Reputation: 379
Before the new Dataset API of TensorFlow 1.4 I was using the following code to create a shared queue of filenames between different workers:
# queue with the file names that can be shared amongst workers during training
filename_queue = tf.FIFOQueue(100, tf.string, shared_name=shared_name)
enque_op = filename_queue.enqueue_many([tf.train.limit_epochs(file_names, num_epochs)])
close_op = filename_queue.close(cancel_pending_enqueues=True)
# create queue runner and add it to queue runners
qr = tf.train.QueueRunner(filename_queue, [enque_op], close_op,
queue_closed_exception_types=(tf.errors.OutOfRangeError, tf.errors.CancelledError))
tf.train.add_queue_runner(qr)
# read example from file
reader = tf.TFRecordReader()
_, example = reader.read(filename_queue)
# parse example
image, ground_truth, example_name = parse_example(example)
This code uses queues and queue runners and it's quite ugly and confusing. But it allowed the option shared_name=
to create a shared queue between workers so they wouldn't work on the same examples.

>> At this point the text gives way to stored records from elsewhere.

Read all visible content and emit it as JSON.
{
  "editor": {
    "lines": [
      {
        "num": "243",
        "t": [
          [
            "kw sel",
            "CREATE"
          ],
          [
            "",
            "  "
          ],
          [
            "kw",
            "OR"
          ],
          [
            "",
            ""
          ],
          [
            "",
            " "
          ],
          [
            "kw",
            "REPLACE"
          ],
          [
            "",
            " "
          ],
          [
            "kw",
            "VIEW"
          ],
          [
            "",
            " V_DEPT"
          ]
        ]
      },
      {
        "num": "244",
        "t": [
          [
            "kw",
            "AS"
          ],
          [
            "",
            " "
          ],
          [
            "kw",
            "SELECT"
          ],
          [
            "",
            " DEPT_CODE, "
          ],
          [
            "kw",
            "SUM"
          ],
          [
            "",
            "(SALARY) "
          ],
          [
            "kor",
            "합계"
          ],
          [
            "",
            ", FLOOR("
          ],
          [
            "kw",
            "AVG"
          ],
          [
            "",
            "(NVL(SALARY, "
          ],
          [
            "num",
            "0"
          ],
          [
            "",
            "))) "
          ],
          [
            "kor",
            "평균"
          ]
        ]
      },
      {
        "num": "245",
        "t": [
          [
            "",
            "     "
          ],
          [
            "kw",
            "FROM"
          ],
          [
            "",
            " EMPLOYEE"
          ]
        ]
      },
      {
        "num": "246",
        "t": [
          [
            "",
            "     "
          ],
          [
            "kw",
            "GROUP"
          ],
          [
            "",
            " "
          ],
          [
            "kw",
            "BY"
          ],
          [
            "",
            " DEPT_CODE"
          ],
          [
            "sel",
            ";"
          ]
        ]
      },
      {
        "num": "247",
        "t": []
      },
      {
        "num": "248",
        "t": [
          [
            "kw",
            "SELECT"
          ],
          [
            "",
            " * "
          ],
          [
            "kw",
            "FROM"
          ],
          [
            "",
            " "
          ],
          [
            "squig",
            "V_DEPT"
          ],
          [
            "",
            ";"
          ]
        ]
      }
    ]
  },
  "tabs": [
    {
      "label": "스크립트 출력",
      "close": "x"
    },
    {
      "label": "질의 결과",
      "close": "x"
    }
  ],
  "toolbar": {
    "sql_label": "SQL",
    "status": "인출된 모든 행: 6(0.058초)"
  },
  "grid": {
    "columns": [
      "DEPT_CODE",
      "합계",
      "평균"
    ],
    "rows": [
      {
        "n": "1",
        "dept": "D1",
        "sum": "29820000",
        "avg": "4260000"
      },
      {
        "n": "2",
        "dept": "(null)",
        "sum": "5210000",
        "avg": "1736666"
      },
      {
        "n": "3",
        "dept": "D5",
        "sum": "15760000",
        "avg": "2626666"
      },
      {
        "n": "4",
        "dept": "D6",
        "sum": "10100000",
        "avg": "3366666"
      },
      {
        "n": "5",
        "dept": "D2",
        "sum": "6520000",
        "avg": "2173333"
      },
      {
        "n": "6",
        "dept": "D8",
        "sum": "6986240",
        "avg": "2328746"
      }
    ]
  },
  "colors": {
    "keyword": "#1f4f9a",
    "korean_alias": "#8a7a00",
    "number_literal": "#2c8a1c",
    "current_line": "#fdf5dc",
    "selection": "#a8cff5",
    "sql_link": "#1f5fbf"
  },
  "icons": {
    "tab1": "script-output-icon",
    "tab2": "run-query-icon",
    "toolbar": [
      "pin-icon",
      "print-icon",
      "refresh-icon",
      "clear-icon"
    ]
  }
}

After the new release of TensorFlow 1.4 input pipelines have become much more easy to use. So I want to update my program to use this new feature. However I can't find anywhere in the new documentation how to have a shared Dataset between workers.
Is this done automatically or is not a feature?
Upvotes: 1
Views: 919
Reputation: 315
You can use tf.data.Dataset.shard
(see documentation) for this purpose. The documentation illustrates how to "shard" elements of a single file or (like in your example) "shard" the filenames.
Upvotes: 1